I receive HTML pages from our creative team, and then use those to build aspx pages. One challenge I frequently face is getting the HTML I spit out to match theirs exactly. I almost always end up screwing up the nesting of <div>
s between my page and the master pages.
Does anyone know of a tool that will help in this situation -- something that will compare 2 pages and output the structural differences? I can't use a standard diff tool, because IDs change from what I receive from creative, text replaces lorem ipsum, etc..

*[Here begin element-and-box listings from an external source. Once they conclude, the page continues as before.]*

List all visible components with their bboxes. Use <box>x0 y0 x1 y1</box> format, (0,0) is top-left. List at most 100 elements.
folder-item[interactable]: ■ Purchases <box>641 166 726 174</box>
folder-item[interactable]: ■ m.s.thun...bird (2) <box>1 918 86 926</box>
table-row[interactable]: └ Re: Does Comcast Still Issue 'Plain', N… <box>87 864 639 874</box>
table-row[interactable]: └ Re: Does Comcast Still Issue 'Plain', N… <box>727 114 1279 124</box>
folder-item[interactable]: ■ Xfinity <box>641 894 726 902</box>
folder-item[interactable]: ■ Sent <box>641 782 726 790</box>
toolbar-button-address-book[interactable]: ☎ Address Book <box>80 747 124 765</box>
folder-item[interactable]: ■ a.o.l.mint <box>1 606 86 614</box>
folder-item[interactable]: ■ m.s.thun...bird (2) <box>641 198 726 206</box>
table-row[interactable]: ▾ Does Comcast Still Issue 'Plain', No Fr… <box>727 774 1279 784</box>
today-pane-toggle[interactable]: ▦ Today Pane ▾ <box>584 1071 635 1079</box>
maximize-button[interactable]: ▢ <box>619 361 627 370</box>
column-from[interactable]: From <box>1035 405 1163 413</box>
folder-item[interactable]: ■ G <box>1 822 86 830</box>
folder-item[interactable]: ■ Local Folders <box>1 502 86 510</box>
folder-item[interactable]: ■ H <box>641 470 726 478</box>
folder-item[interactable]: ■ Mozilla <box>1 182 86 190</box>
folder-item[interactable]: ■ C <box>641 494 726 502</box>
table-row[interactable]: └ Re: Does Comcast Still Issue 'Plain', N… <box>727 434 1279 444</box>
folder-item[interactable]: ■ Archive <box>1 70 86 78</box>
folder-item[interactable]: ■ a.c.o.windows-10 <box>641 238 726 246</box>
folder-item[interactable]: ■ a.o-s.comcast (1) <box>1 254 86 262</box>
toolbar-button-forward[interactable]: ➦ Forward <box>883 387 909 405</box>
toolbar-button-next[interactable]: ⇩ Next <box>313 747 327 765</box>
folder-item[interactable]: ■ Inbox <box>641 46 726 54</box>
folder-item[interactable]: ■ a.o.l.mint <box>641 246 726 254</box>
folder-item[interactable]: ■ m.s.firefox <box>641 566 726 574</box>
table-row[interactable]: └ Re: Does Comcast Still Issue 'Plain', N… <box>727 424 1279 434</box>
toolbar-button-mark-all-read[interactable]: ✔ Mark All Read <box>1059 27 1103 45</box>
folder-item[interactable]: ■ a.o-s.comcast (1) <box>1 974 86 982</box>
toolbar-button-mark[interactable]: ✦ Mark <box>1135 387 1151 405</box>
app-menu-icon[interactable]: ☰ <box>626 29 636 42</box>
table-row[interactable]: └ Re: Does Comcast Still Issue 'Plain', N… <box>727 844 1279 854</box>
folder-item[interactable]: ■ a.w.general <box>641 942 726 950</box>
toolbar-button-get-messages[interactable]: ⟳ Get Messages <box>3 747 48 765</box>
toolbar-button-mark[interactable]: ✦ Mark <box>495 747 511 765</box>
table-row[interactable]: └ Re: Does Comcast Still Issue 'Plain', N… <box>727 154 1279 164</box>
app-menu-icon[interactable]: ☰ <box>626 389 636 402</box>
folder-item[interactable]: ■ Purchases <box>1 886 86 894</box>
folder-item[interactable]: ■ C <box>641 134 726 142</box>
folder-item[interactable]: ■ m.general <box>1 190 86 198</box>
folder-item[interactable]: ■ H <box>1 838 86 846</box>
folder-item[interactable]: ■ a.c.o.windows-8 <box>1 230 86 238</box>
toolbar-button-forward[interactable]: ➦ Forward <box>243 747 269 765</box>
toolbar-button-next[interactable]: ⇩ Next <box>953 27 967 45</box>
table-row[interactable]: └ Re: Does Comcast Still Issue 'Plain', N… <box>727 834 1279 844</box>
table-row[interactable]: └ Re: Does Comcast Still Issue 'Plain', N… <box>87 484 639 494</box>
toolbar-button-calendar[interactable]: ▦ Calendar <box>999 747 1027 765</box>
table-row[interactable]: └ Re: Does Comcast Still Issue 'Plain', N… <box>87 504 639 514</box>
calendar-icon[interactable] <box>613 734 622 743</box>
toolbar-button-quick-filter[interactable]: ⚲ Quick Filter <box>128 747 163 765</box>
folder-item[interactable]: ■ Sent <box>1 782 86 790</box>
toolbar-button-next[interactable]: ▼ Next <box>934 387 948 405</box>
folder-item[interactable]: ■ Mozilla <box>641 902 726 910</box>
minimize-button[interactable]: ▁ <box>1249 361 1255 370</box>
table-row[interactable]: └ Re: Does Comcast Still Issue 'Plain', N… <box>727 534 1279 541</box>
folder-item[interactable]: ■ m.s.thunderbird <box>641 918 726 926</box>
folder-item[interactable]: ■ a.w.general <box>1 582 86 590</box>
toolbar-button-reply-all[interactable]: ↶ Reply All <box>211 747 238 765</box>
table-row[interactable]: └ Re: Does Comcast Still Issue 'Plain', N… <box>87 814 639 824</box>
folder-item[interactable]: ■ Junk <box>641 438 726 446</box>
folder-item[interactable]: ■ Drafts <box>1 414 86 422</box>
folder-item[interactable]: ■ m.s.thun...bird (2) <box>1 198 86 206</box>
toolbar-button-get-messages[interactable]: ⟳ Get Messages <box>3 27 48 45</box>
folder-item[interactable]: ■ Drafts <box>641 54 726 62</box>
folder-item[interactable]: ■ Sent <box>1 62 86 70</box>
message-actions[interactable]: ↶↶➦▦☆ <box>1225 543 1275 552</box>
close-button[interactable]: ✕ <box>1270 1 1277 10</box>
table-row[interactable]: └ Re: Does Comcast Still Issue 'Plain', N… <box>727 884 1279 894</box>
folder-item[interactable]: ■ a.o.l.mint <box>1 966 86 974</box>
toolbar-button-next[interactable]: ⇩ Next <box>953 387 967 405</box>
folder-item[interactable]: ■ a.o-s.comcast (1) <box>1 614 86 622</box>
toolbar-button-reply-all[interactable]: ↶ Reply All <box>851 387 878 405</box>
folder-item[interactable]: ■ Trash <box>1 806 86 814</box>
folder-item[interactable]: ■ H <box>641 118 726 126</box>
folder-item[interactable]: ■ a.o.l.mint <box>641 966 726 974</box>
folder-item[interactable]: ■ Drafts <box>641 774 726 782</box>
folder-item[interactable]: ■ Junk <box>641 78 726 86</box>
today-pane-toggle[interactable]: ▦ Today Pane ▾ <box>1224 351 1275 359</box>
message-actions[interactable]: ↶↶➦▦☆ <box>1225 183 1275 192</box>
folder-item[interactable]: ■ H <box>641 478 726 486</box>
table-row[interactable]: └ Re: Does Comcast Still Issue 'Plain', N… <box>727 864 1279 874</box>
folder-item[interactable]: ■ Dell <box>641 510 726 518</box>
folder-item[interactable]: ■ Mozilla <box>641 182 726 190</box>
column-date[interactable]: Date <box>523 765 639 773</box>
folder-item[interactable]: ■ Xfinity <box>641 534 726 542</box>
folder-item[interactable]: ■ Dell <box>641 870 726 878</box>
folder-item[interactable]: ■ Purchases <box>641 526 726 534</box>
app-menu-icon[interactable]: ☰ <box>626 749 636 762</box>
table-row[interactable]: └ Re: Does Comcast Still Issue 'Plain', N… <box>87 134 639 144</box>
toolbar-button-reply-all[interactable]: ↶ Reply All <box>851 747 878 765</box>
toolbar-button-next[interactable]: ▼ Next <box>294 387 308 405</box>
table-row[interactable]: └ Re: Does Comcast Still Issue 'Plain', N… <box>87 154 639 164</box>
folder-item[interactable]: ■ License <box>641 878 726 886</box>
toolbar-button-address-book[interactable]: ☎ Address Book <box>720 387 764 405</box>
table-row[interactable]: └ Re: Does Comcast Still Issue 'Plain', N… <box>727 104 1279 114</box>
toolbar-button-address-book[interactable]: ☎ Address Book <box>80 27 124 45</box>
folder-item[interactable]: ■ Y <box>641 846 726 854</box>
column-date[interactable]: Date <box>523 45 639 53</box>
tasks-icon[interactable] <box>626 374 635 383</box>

You can use HTMLTidy to convert the HTML to well-formed XML so you can use XML Diff, as Gulzar suggested.
tidy -asxml index.html
If out output XML compliant HTML. Or at least translate your HTML product into XML compliancy, you at least could then XSL your output to remove the content and id tags. Apply the same transformation to their html, and then compare.

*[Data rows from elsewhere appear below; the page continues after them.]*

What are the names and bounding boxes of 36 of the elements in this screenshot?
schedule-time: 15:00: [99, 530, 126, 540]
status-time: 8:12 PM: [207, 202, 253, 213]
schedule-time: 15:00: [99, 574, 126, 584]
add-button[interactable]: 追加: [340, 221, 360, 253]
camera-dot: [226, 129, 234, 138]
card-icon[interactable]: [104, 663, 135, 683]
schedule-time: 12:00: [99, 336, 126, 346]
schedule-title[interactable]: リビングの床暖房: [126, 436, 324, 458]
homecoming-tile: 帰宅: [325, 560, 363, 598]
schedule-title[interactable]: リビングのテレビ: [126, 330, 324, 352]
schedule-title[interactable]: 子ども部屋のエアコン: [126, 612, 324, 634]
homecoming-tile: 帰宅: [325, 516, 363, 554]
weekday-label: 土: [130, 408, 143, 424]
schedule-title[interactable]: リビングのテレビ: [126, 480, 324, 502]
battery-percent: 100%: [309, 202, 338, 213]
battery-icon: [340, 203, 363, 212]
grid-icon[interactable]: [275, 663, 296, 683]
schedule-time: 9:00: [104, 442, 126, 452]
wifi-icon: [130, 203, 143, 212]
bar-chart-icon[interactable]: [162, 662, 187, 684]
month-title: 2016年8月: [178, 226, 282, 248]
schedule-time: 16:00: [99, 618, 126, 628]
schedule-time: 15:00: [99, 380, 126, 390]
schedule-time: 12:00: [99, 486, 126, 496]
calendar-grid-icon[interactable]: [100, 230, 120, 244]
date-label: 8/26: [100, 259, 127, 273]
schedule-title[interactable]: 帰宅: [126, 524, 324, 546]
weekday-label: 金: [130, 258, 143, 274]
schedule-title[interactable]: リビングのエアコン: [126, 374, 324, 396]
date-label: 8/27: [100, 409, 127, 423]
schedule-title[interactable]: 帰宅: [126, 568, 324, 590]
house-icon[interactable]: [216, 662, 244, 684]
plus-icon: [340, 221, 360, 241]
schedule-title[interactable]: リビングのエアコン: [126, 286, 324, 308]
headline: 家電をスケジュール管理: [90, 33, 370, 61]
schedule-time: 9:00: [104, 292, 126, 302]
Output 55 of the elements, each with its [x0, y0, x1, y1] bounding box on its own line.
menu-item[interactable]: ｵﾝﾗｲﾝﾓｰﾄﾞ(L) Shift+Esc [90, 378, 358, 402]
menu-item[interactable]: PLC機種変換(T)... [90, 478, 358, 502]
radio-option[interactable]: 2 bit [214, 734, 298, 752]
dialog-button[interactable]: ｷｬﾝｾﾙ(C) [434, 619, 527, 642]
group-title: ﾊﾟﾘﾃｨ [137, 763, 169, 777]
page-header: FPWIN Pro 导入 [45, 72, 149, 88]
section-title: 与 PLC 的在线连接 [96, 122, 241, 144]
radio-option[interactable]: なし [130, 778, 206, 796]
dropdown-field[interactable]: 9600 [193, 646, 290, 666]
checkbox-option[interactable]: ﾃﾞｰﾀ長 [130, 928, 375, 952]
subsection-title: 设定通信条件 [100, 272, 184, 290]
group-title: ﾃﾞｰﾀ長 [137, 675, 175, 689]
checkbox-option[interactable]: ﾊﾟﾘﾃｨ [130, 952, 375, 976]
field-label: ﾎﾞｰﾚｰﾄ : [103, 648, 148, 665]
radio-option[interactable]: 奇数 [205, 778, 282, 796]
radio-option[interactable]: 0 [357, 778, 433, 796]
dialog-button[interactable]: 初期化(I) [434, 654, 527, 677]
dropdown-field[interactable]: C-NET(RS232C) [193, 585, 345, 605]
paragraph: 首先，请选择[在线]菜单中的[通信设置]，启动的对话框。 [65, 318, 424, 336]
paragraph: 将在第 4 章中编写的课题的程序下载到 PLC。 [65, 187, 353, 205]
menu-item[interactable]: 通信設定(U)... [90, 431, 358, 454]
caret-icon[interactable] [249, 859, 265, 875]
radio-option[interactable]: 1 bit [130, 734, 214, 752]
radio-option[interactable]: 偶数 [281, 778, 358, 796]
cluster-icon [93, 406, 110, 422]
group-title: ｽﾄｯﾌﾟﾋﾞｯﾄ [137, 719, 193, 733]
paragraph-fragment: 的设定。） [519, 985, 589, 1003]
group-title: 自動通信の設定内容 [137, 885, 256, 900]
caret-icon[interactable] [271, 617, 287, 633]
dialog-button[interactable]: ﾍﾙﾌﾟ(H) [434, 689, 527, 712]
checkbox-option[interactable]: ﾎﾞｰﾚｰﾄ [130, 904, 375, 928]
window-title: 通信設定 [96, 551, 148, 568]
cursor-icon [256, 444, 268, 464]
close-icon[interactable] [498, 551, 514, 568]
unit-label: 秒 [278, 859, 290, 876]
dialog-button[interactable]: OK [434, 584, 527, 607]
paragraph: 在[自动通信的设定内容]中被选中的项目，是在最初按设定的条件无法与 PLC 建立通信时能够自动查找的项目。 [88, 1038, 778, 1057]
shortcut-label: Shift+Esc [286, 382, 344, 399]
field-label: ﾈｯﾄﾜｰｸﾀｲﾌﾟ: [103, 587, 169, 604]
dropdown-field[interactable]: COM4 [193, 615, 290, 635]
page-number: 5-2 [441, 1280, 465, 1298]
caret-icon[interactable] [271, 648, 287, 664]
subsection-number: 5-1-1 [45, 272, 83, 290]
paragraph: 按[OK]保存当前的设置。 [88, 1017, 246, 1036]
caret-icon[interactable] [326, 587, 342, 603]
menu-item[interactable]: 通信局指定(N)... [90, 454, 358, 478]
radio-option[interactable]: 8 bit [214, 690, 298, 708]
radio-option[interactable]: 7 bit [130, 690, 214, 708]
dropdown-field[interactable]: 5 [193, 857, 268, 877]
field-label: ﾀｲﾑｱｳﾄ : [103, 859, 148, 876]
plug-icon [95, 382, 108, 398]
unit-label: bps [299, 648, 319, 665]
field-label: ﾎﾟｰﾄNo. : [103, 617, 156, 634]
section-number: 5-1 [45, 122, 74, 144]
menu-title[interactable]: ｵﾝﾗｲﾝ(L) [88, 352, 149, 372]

I was thinking on lines of XML Diff since HTML can be represented as an XML Document.
The challenge with HTML is that it might not be always well formed. Found one more here showing how to use XMLDiff class.
A copy of my own answer from here.
What about DaisyDiff (Java and PHP vesions available).

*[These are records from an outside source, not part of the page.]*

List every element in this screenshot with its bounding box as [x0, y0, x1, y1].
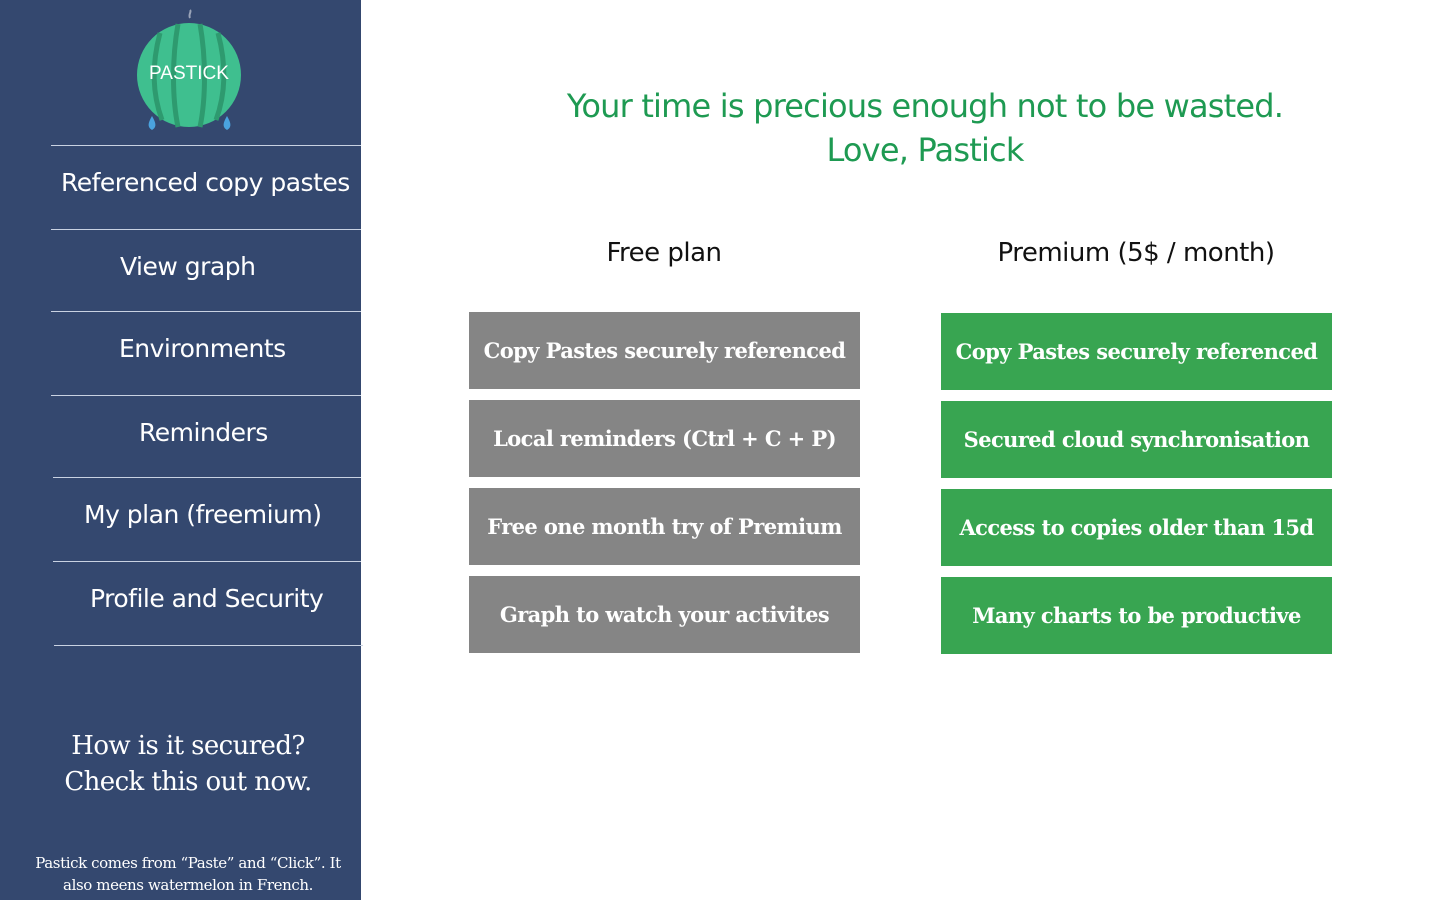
tagline: Your time is precious enough not to be w… — [560, 84, 1290, 172]
sidebar-item-profile-security[interactable]: Profile and Security — [53, 561, 361, 645]
free-feature-card: Local reminders (Ctrl + C + P) — [469, 400, 860, 477]
free-plan-title: Free plan — [606, 238, 722, 268]
pastick-logo[interactable]: PASTICK — [130, 8, 248, 138]
sidebar: PASTICK Referenced copy pastes View grap… — [0, 0, 363, 900]
promo-line-2: Check this out now. — [64, 767, 312, 797]
premium-feature-card: Access to copies older than 15d — [941, 489, 1332, 566]
free-feature-card: Copy Pastes securely referenced — [469, 312, 860, 389]
tagline-line-1: Your time is precious enough not to be w… — [566, 87, 1284, 125]
promo-line-1: How is it secured? — [71, 731, 305, 761]
footnote-line-2: also meens watermelon in French. — [63, 876, 313, 894]
tagline-line-2: Love, Pastick — [826, 131, 1024, 169]
footnote-line-1: Pastick comes from “Paste” and “Click”. … — [35, 854, 341, 872]
premium-feature-card: Many charts to be productive — [941, 577, 1332, 654]
sidebar-item-view-graph[interactable]: View graph — [51, 229, 361, 313]
premium-plan-title: Premium (5$ / month) — [997, 238, 1275, 268]
free-feature-card: Free one month try of Premium — [469, 488, 860, 565]
premium-feature-card: Copy Pastes securely referenced — [941, 313, 1332, 390]
sidebar-divider — [54, 645, 363, 646]
sidebar-item-reminders[interactable]: Reminders — [51, 395, 361, 479]
sidebar-item-label: View graph — [120, 252, 256, 281]
sidebar-item-label: Reminders — [139, 418, 268, 447]
logo-text: PASTICK — [149, 63, 229, 84]
sidebar-item-environments[interactable]: Environments — [51, 311, 361, 395]
sidebar-item-my-plan[interactable]: My plan (freemium) — [53, 477, 361, 561]
free-feature-card: Graph to watch your activites — [469, 576, 860, 653]
sidebar-item-label: Environments — [119, 334, 286, 363]
security-promo-link[interactable]: How is it secured? Check this out now. — [0, 728, 376, 800]
sidebar-item-referenced-copy-pastes[interactable]: Referenced copy pastes — [51, 145, 361, 229]
sidebar-item-label: Profile and Security — [90, 584, 324, 613]
sidebar-item-label: Referenced copy pastes — [61, 168, 350, 197]
sidebar-item-label: My plan (freemium) — [84, 500, 322, 529]
footnote: Pastick comes from “Paste” and “Click”. … — [28, 852, 348, 896]
premium-feature-card: Secured cloud synchronisation — [941, 401, 1332, 478]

Following features are really nice:
- Works with badly formed HTML that can be found "in the wild".
- The diffing is more specialized in HTML than XML tree differs. Changing part of a text node will not cause the entire node to be changed.
- In addition to the default visual diff, HTML source can be diffed coherently.
- Provides easy to understand descriptions of the changes.
- The default GUI allows easy browsing of the modifications through keyboard shortcuts and links.
winmerge is a good visual diff program